This week I had an VM that couldn’t perform an vMotion or a snapshot task. Performing one of these tasks results in an error message as shown in the picture below:
One of the first steps I did was checking the VM log of that particular VM for any errors. This is very simple to do with an SSH session to one of the ESXI hosts. Go inside the VM folder and use this command to check the log for any error events.
less vmware.log | grep error
As you can see there are no useful error messages that could explain the failure of the tasks. What I did as well was checking the log for any snapshot activities:
The funny part is that I can only find snapshot activities that completed successfully. The failed snapshot events are not even being logged in the VMware log.
Let’s have a look in the hostd log with an filter on the VM name to see if we can find any useful log entries. We can do that with the next command:
less /var/log/hostd.log | grep VMName
The resolution for this is to restart the management services on the host where the VM resides in. There is an knowledge base article available from VMware: url.
According to the knowledge base article from VMware, we need to restart the management services. The hostd and vpxa services need to be restarted in an SSH or console session. Restarting the management services will not cause any downtime for the running VMs according to the knowledge base article. In our environment, there are sufficient resources, we will migrate all the VMs (except of the problem VM) off the host by using affinity rules. This will lower the risk off any issues that may arise.
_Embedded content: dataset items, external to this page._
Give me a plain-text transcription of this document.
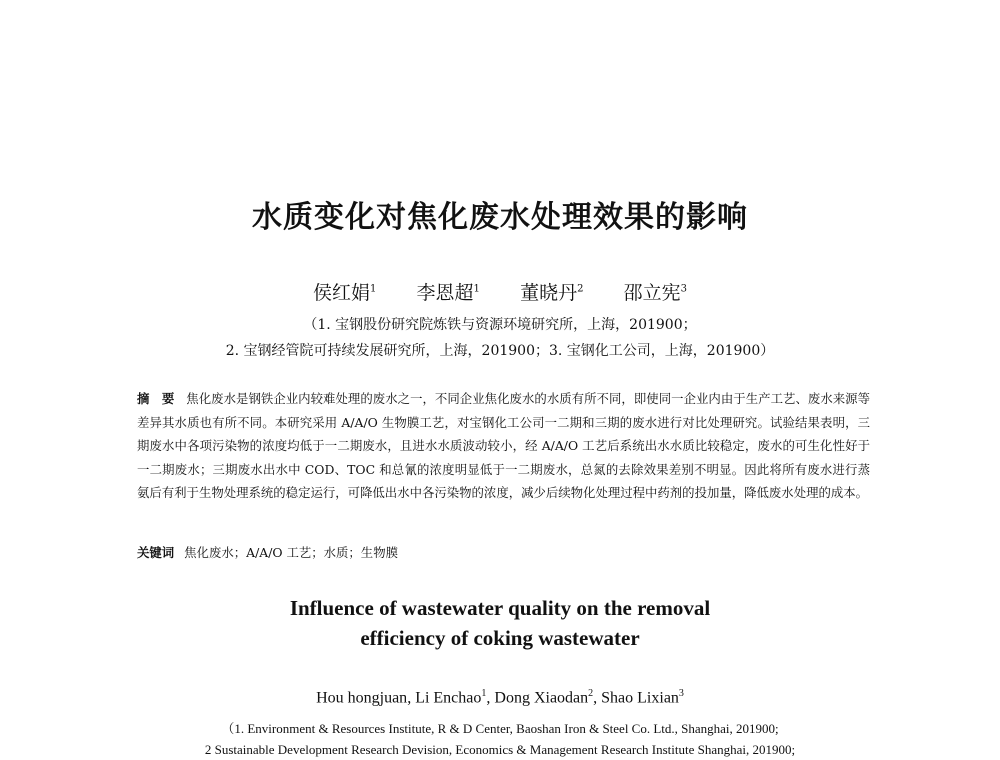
水质变化对焦化废水处理效果的影响
侯红娟$^1$ 李恩超$^1$ 董晓丹$^2$ 邵立宪$^3$
（1. 宝钢股份研究院炼铁与资源环境研究所，上海，201900；
2. 宝钢经管院可持续发展研究所，上海，201900；3. 宝钢化工公司，上海，201900）
摘　要 焦化废水是钢铁企业内较难处理的废水之一，不同企业焦化废水的水质有所不同，即使同一企业内由于生产工艺、废水来源等差异其水质也有所不同。本研究采用 A/A/O 生物膜工艺，对宝钢化工公司一二期和三期的废水进行对比处理研究。试验结果表明，三期废水中各项污染物的浓度均低于一二期废水，且进水水质波动较小，经 A/A/O 工艺后系统出水水质比较稳定，废水的可生化性好于一二期废水；三期废水出水中 COD、TOC 和总氰的浓度明显低于一二期废水，总氮的去除效果差别不明显。因此将所有废水进行蒸氨后有利于生物处理系统的稳定运行，可降低出水中各污染物的浓度，减少后续物化处理过程中药剂的投加量，降低废水处理的成本。
关键词 焦化废水；A/A/O 工艺；水质；生物膜
Influence of wastewater quality on the removal
efficiency of coking wastewater
Hou hongjuan, Li Enchao$^1$, Dong Xiaodan$^2$, Shao Lixian$^3$
（1. Environment & Resources Institute, R & D Center, Baoshan Iron & Steel Co. Ltd., Shanghai, 201900;
2 Sustainable Development Research Devision, Economics & Management Research Institute Shanghai, 201900;
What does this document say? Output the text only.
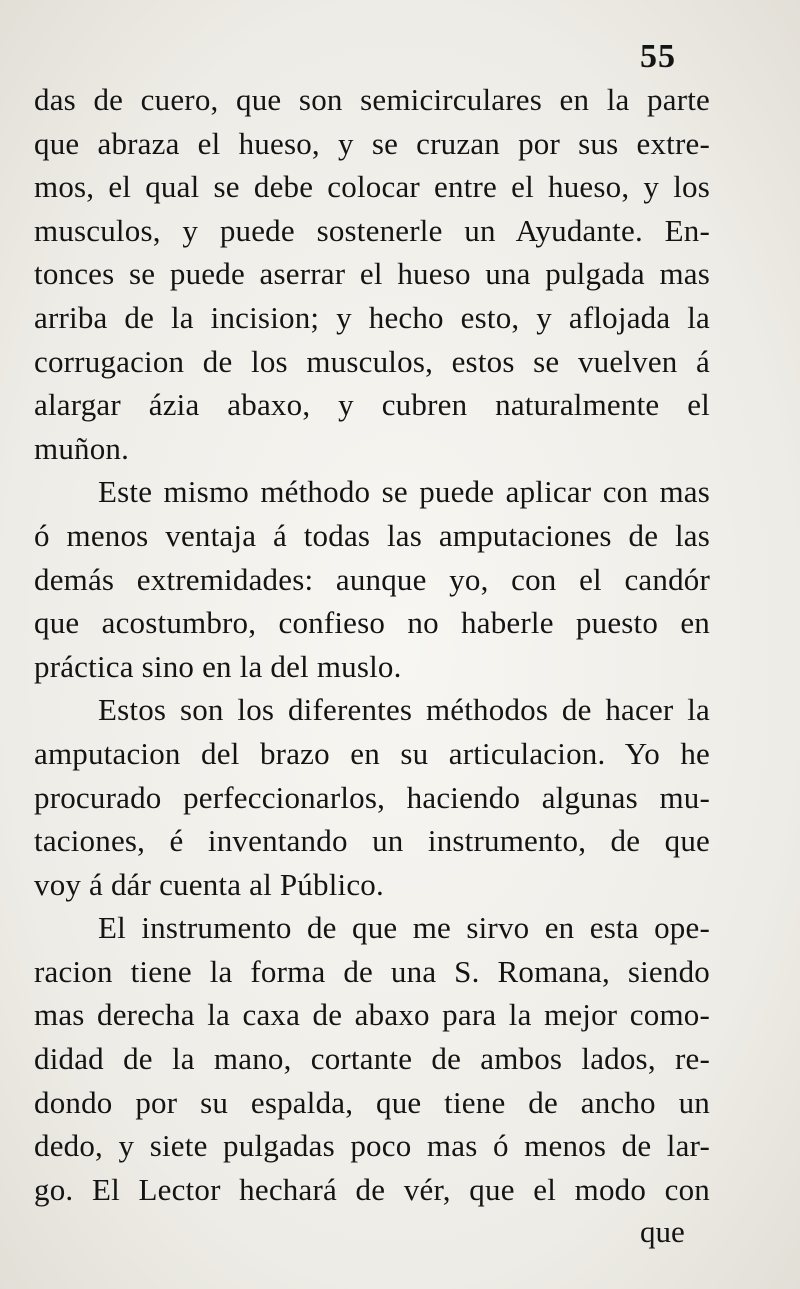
55
das de cuero, que son semicirculares en la parte
que abraza el hueso, y se cruzan por sus extre-
mos, el qual se debe colocar entre el hueso, y los
musculos, y puede sostenerle un Ayudante. En-
tonces se puede aserrar el hueso una pulgada mas
arriba de la incision; y hecho esto, y aflojada la
corrugacion de los musculos, estos se vuelven á
alargar ázia abaxo, y cubren naturalmente el
muñon.
Este mismo méthodo se puede aplicar con mas
ó menos ventaja á todas las amputaciones de las
demás extremidades: aunque yo, con el candór
que acostumbro, confieso no haberle puesto en
práctica sino en la del muslo.
Estos son los diferentes méthodos de hacer la
amputacion del brazo en su articulacion. Yo he
procurado perfeccionarlos, haciendo algunas mu-
taciones, é inventando un instrumento, de que
voy á dár cuenta al Público.
El instrumento de que me sirvo en esta ope-
racion tiene la forma de una S. Romana, siendo
mas derecha la caxa de abaxo para la mejor como-
didad de la mano, cortante de ambos lados, re-
dondo por su espalda, que tiene de ancho un
dedo, y siete pulgadas poco mas ó menos de lar-
go. El Lector hechará de vér, que el modo con
que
Create one VM affinity group and select ALL VMs and exclude the problem VM. Create an Host affinity group and select only the problem host (the one that host the problem VM). Now we can create an anti-affinity rule with the two created affinity groups to make sure that only the problem VM will run in the host. Select the Should not run on hosts in group in the specification of the rule.
We are now ready to restart the services on the problem host. The issue was happening in a vCD enabled environment and I haven’t ever restarted the management services in this type of environment. I can confirm to you guys that it is possible, vCD is just an orchestration tool on top of the vSphere environment. Run the next command to restart the management services:
Restarting the management services fixed the failed vMotion and snapshot tasks.
Remove the newly created affinity rule and groups to put the host back in production.